Speaking before the Senate committee tasked with overseeing the government’s response to COVID-19, Dr Lowe said that September will be a “critical point” for the economy, warning that a “premature” withdrawal of a number of fiscal stimulus measures could be damaging.
Dr Lowe told the committee that if the current “trough in economic activity” continues, there should be a debate about how the JobKeeper program transitions into something else, whether it’s extended for specific industries or somehow tapered.
“It will be important to review the parameters of that scheme,” Dr Lowe said.
“It may be in six months’ time we bounce back well and the economy is doing reasonably well, and these schemes, which were temporary in nature, can be withdrawn without problems.
“But if the economy is not recovered reasonably well by then, as part of that review, we should be looking at, perhaps, the extension of that scheme or the modification in some way.
“But I think at this point, I think it’s too hard to say because the outlook remains very uncertain, but it’s going to be a very critical point in the economy.”
Debate around the extension of JobKeeper has been brewing for some time, and the Treasury’s recent revelation that the cost of the scheme has been mistakenly inflated by $60 billion has added fuel to the fire, with many arguing that the extra funds should be used to extend the scheme.
However, the Treasurer has since said that there will be no “wholesale changes” to the program, suggesting that the significantly lower take-up of JobKeeper is not “an invitation to go and spend more money”.
Mr Frydenbergy said: “Every dollar that we’re spending is borrowed money. It means that our children will be paying it back. It will take years to pay back the accumulated debt from the coronavirus period, there’s no doubt about that.”

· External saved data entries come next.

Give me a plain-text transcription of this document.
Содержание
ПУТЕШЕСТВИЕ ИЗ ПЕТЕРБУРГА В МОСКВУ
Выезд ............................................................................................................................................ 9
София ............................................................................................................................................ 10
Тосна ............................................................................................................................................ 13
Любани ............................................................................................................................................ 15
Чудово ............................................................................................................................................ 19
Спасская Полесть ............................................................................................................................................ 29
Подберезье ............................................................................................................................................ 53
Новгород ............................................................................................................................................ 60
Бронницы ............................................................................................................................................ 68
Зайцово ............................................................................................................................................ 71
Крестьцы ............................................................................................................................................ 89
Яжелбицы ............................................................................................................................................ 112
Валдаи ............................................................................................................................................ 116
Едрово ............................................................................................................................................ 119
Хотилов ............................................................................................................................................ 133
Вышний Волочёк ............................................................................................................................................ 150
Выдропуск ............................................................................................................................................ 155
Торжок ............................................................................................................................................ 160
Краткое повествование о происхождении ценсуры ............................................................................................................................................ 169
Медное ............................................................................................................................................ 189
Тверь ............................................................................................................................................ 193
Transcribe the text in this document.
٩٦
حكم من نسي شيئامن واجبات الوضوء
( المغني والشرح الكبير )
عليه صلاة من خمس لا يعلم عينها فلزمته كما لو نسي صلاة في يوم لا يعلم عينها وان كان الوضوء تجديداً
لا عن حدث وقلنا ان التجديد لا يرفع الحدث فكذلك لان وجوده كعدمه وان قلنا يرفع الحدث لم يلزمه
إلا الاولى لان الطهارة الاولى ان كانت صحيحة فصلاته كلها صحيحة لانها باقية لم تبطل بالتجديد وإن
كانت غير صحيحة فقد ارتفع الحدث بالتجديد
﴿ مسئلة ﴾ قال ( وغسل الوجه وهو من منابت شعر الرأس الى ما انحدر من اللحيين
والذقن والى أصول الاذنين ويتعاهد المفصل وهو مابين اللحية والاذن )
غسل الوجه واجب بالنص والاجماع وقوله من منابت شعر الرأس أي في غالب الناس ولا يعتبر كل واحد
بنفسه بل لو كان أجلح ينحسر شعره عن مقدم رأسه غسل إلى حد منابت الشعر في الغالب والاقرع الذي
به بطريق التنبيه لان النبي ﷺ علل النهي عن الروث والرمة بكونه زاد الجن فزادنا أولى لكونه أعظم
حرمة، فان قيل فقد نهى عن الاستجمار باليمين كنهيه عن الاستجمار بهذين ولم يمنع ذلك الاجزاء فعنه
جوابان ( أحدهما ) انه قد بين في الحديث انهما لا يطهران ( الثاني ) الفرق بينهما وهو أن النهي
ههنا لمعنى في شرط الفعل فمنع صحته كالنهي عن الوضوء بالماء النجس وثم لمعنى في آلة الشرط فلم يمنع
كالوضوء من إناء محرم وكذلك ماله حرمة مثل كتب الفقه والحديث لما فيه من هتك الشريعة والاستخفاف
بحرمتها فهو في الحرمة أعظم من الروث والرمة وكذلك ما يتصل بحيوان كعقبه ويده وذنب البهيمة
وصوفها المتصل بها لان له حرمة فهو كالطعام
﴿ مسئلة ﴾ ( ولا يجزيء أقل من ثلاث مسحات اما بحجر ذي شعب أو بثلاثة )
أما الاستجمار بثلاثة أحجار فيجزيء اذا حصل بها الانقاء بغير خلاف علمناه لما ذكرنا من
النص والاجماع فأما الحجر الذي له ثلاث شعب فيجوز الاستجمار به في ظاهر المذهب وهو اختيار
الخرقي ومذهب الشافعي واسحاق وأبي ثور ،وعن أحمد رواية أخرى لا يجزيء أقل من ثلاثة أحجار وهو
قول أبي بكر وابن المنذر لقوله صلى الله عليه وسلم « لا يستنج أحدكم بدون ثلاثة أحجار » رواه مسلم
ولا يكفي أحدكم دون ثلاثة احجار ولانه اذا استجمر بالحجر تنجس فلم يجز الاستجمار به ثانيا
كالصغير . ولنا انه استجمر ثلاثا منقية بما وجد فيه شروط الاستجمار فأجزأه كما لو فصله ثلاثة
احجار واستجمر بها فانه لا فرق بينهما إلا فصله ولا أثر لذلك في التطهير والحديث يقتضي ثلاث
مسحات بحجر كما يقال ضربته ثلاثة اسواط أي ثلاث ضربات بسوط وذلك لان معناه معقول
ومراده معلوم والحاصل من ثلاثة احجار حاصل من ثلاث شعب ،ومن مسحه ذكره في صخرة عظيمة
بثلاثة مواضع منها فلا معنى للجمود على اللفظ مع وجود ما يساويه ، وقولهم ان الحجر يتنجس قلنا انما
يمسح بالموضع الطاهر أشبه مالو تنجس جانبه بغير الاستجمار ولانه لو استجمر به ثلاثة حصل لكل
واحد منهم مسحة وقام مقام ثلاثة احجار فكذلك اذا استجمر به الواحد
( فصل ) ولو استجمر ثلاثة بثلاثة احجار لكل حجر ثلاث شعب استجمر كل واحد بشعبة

Questioned also about the apparent lower take-up of the program, with revised figures showing 3.5 million workers will benefit and not the previously believed 6.5 million, Dr Lowe gave it a positive spin.
He said: “The economy is doing a bit better than was earlier feared. People were talking about a six-month hibernation. But businesses are opening up now.
“It’s really good news that that amount of money doesn’t have to be spent.”
He underlined his support for the Treasurer’s stance, adding that the money should not be spent now, but stressed again that “the issue will be in three to four months’ time”.